Exposure Weight Ticker Name Expense
Ratio
ESG
Score
SIS % SRI
Exclusion
%
MSCI ESG Score
U.S. Equity 40% ITOT iShares Core S&P Total U.S. Stock Market ETF 3 4.938 6.23 10.64 5.17
Developed Markets 30% SCHF Schwab International Equity ETF 6 6.285 6.12 10.97 6.58
Emerging Markets 5% SCHE Schwab Emerging Markets Equity ETF 13 4.389 3.16 3.25 3.45
Fixed Income 15% SCHZ Schwab US Aggregate Bond ETF 4 6.228 0.91 2.40 6.00
REITS 5% SCHH Schwab U.S. REIT ETF 7 4.036 9.83 0 4.27
Commodities 5% COMB GraniteShares Bloomberg Commodity Broad Strategy No K-1 ETF 25       6.89
        5.85 5.49 5.38 8.49  

 

 

This portfolio doesn’t have any considerations other than cost, and an essentially random asset allocation. “Cheap” is definitely the word for it—with a weighted average expense ratio of just 0.058%, it’s so close to free as to not even matter. You can stick $1 million in this portfolio and pay less for it a year than it would cost to see Hamilton.

But how does it look from an ESG lens? Put simply, pretty much middle of the road.

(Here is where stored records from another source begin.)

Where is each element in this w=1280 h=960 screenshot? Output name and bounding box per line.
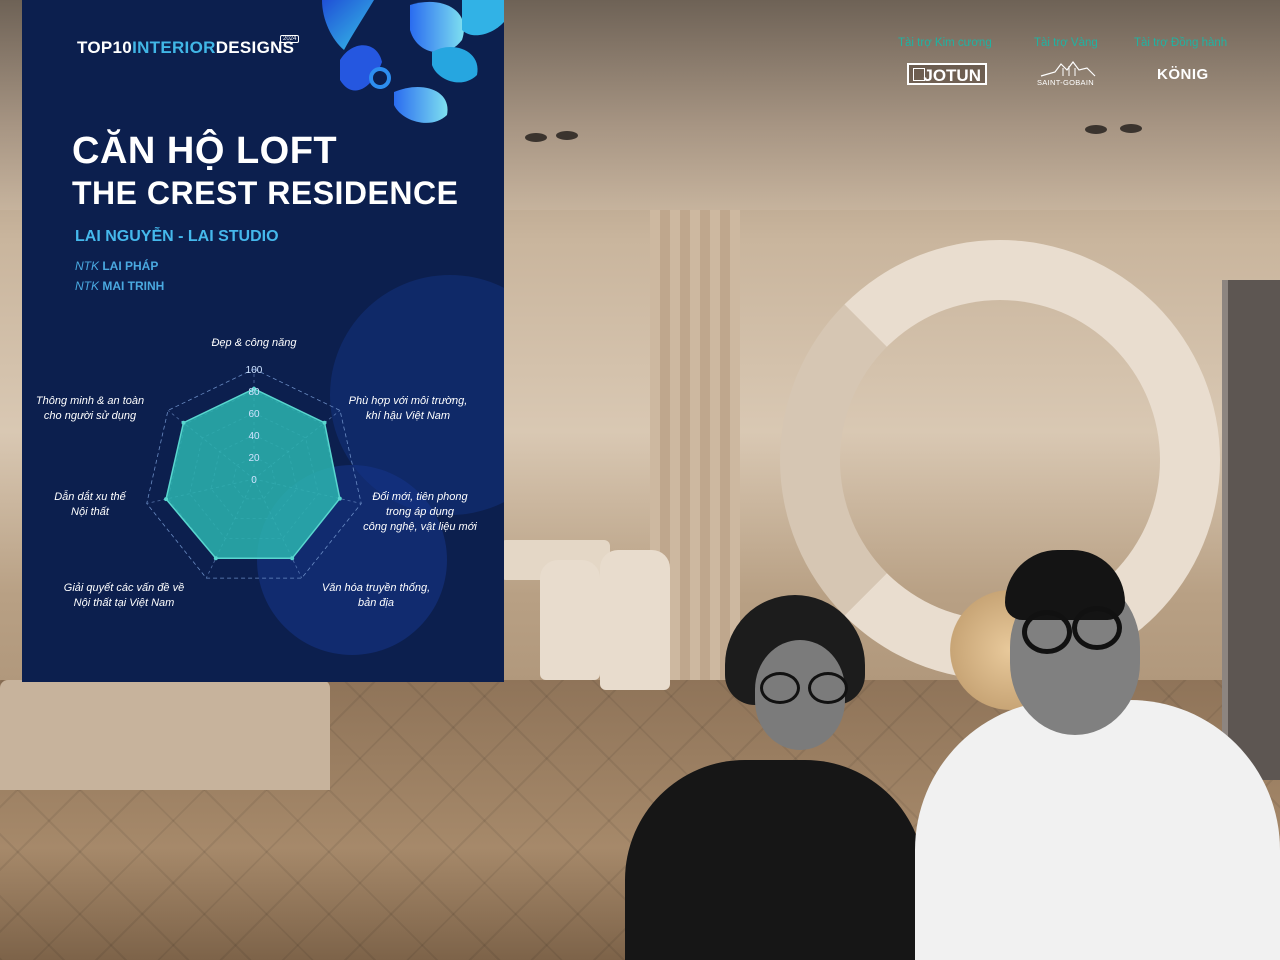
radar-axis-label-line: Văn hóa truyền thống, <box>322 582 430 594</box>
radar-axis-label-line: Thông minh & an toàn <box>36 395 144 407</box>
radar-axis-label: Đẹp & công năng <box>211 337 297 349</box>
radar-tick-label: 0 <box>251 475 257 486</box>
dining-chair <box>540 560 600 680</box>
radar-chart: 0 20 40 60 80 100 Đẹp & công năng Phù hợp với m… <box>36 337 478 609</box>
ceiling-light <box>1085 125 1107 134</box>
sponsor-label-diamond: Tài trợ Kim cương <box>898 37 992 49</box>
award-poster: TOP10INTERIORDESIGNS 2024 CĂN HỘ LOFT TH… <box>22 0 504 682</box>
saint-gobain-logo: SAINT-GOBAIN <box>1037 78 1094 87</box>
radar-point <box>322 420 327 425</box>
radar-axis-label-line: Nội thất tại Việt Nam <box>74 597 175 609</box>
radar-axis-label: Đổi mới, tiên phong trong áp dụng công ngh… <box>363 491 477 533</box>
sponsor-label-gold: Tài trợ Vàng <box>1034 37 1098 49</box>
radar-axis-label-line: công nghệ, vật liệu mới <box>363 521 477 533</box>
radar-axis-label-line: trong áp dụng <box>386 506 455 518</box>
radar-axis-label-line: bản địa <box>358 597 394 609</box>
glasses-icon <box>1022 610 1072 654</box>
glasses-icon <box>808 672 848 704</box>
radar-tick-label: 60 <box>248 409 260 420</box>
wine-fridge <box>1222 280 1280 780</box>
ceiling-light <box>525 133 547 142</box>
sofa <box>0 680 330 790</box>
glasses-icon <box>760 672 800 704</box>
radar-axis-label: Phù hợp với môi trường, khí hậu Việt Nam <box>349 395 468 422</box>
jotun-logo: JOTUN <box>907 63 987 85</box>
radar-axis-label: Thông minh & an toàn cho người sử dụng <box>36 395 144 422</box>
radar-point <box>181 420 186 425</box>
radar-axis-label-line: Đẹp & công năng <box>211 337 297 349</box>
radar-axis-label-line: Giải quyết các vấn đề về <box>64 582 184 594</box>
radar-tick-label: 40 <box>248 431 260 442</box>
radar-axis-label-line: Nội thất <box>71 506 110 518</box>
dining-chair <box>600 550 670 690</box>
radar-axis-label-line: Dẫn dắt xu thế <box>54 490 126 503</box>
konig-logo: KÖNIG <box>1157 66 1209 83</box>
radar-tick-label: 100 <box>246 365 263 376</box>
ceiling-light <box>1120 124 1142 133</box>
radar-tick-label: 80 <box>248 387 260 398</box>
radar-axis-label-line: cho người sử dụng <box>44 410 137 422</box>
radar-axis-label-line: Đổi mới, tiên phong <box>372 491 468 503</box>
person-left-body <box>625 760 925 960</box>
radar-axis-label: Dẫn dắt xu thế Nội thất <box>54 490 126 518</box>
radar-point <box>213 556 218 561</box>
jotun-mark-icon <box>913 68 925 81</box>
radar-axis-label-line: khí hậu Việt Nam <box>366 410 450 422</box>
radar-axis-label: Văn hóa truyền thống, bản địa <box>322 582 430 609</box>
ceiling-light <box>556 131 578 140</box>
radar-point <box>337 496 342 501</box>
sponsor-label-partner: Tài trợ Đồng hành <box>1134 37 1228 49</box>
person-right-body <box>915 700 1280 960</box>
glasses-icon <box>1072 606 1122 650</box>
radar-point <box>290 556 295 561</box>
radar-tick-label: 20 <box>248 453 260 464</box>
radar-point <box>164 497 169 502</box>
radar-axis-label-line: Phù hợp với môi trường, <box>349 395 468 407</box>
radar-axis-label: Giải quyết các vấn đề về Nội thất tại Việ… <box>64 582 184 609</box>
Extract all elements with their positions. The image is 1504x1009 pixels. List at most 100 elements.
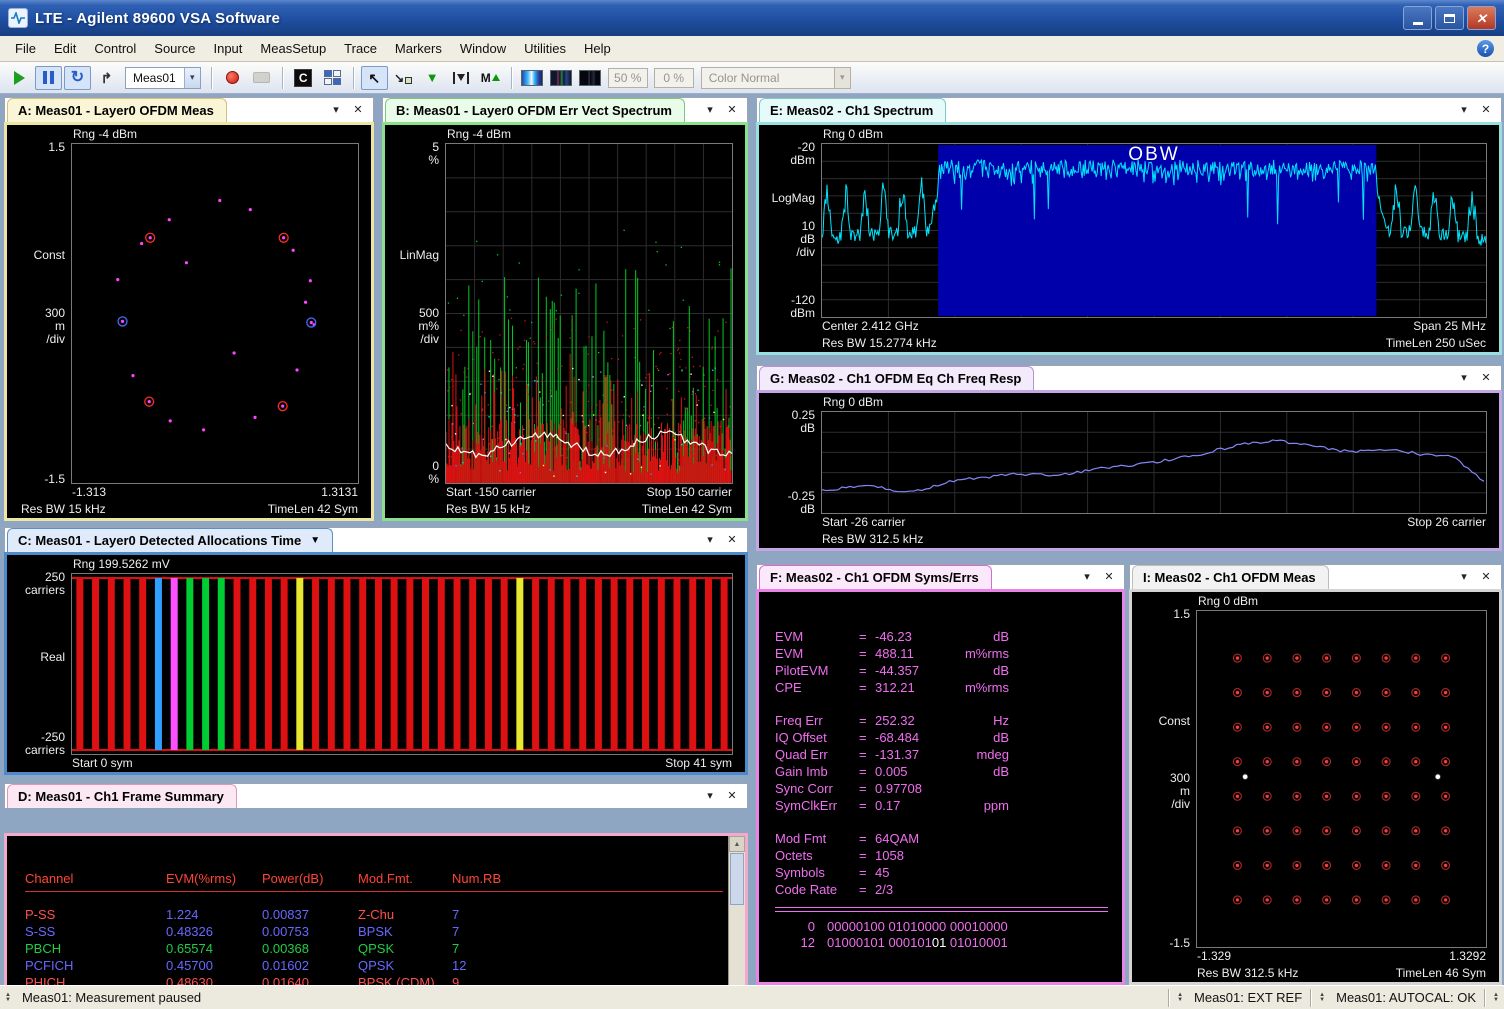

The U.S. equity choice here scores an overall 5, which conveniently also puts it right about the 50th percentile among U.S. total market funds. The same is true of the developed-market equity exposure—most developed markets score better than the U.S. (Europe and Japan generally have stronger governance, diversity, labor and environmental regulations), so it’s pretty middle of the road as well.